Tarabanis Constantine, Zahid Sohail, Mamalis Marios, Zhang Kevin, Kalampokis Evangelos, Jankelson Lior
Leon H. Charney Division of Cardiology, NYU Langone Health, New York University School of Medicine, New York, New York, United States of America.
Information Systems Laboratory, University of Macedonia, Thessaloniki, Greece.
PLOS Digit Health. 2024 Sep 17;3(9):e0000604. doi: 10.1371/journal.pdig.0000604. eCollection 2024 Sep.
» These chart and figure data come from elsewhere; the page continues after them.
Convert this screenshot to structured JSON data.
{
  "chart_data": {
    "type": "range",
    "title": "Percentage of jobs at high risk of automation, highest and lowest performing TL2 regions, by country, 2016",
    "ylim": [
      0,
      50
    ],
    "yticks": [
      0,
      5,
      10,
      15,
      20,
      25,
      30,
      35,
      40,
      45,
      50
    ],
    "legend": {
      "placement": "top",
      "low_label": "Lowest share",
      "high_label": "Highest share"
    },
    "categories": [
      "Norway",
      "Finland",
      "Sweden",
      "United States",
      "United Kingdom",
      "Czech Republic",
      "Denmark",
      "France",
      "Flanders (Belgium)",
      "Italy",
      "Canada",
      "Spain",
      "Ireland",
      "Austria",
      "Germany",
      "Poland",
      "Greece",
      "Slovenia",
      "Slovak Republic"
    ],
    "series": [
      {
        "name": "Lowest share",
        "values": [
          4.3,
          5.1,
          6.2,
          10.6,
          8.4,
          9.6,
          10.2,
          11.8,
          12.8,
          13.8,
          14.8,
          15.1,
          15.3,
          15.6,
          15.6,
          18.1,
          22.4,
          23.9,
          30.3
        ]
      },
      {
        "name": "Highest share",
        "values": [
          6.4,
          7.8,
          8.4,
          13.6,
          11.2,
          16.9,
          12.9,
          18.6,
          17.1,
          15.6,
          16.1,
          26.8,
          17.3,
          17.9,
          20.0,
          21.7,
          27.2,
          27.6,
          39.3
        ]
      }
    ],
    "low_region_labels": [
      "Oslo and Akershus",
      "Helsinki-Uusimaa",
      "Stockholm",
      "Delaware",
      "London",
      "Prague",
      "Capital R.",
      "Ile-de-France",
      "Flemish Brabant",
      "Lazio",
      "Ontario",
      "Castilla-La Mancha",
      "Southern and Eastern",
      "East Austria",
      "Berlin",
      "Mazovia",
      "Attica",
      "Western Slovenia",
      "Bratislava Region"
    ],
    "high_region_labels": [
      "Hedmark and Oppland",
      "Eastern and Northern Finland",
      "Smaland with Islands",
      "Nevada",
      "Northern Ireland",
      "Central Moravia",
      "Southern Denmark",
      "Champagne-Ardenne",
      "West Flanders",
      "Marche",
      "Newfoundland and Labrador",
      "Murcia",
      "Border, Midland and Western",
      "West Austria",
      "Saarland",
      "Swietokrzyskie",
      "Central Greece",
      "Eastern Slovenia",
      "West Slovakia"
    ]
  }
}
Ongoing research attempts to benchmark large language models (LLM) against physicians' fund of knowledge by assessing LLM performance on medical examinations. No prior study has assessed LLM performance on internal medicine (IM) board examination questions. Limited data exists on how knowledge supplied to the models, derived from medical texts improves LLM performance. The performance of GPT-3.5, GPT-4.0, LaMDA and Llama 2, with and without additional model input augmentation, was assessed on 240 randomly selected IM board-style questions. Questions were sourced from the Medical Knowledge Self-Assessment Program released by the American College of Physicians with each question serving as part of the LLM prompt. When available, LLMs were accessed both through their application programming interface (API) and their corresponding chatbot. Mode inputs were augmented with Harrison's Principles of Internal Medicine using the method of Retrieval Augmented Generation. LLM-generated explanations to 25 correctly answered questions were presented in a blinded fashion alongside the MKSAP explanation to an IM board-certified physician tasked with selecting the human generated response. GPT-4.0, accessed either through Bing Chat or its API, scored 77.5-80.7% outperforming GPT-3.5, human respondents, LaMDA and Llama 2 in that order. GPT-4.0 outperformed human MKSAP users on every tested IM subject with its highest and lowest percentile scores in Infectious Disease (80th) and Rheumatology (99.7th), respectively. There is a 3.2-5.3% decrease in performance of both GPT-3.5 and GPT-4.0 when accessing the LLM through its API instead of its online chatbot. There is 4.5-7.5% increase in performance of both GPT-3.5 and GPT-4.0 accessed through their APIs after additional input augmentation. The blinded reviewer correctly identified the human generated MKSAP response in 72% of the 25-question sample set. GPT-4.0 performed best on IM board-style questions outperforming human respondents. Augmenting with domain-specific information improved performance rendering Retrieval Augmented Generation a possible technique for improving accuracy in medical examination LLM responses.
正在进行的研究试图通过评估大语言模型(LLM)在医学考试中的表现,将其与医生的知识储备进行对比。此前尚无研究评估LLM在内科(IM)委员会考试问题上的表现。关于从医学文本中提取并提供给模型的知识如何提高LLM性能的数据有限。我们在240个随机选择的IM委员会风格问题上评估了GPT-3.5、GPT-4.0、LaMDA和Llama 2在有无额外模型输入增强情况下的表现。问题来源于美国医师协会发布的医学知识自我评估计划,每个问题都作为LLM提示的一部分。如有可能,通过应用程序编程接口(API)和相应的聊天机器人访问LLM。使用检索增强生成方法,用《哈里森内科学原理》对模型输入进行增强。以盲法形式呈现LLM对25个正确回答问题的生成解释,同时将MKSAP解释提供给一名负责选择人工生成答案的IM委员会认证医生。通过必应聊天或其API访问的GPT-4.0得分在77.5%至80.7%之间,依次优于GPT-3.5、人类受访者、LaMDA和Llama 2。GPT-4.0在每个测试的IM科目上都优于人类MKSAP用户,其在传染病(第80百分位)和风湿病(第99.7百分位)方面的百分位得分最高和最低。当通过API而非在线聊天机器人访问LLM时,GPT-3.5和GPT-4.0的性能均下降3.2%至5.3%。在进行额外输入增强后,通过API访问的GPT-3.5和GPT-4.0的性能均提高4.5%至7.5%。在25个问题的样本集中,盲审员在72%的问题中正确识别出了人工生成的MKSAP答案。GPT-4.0在IM委员会风格问题上表现最佳,优于人类受访者。用特定领域信息进行增强可提高性能,使检索增强生成成为提高医学考试LLM回答准确性的一种可能技术。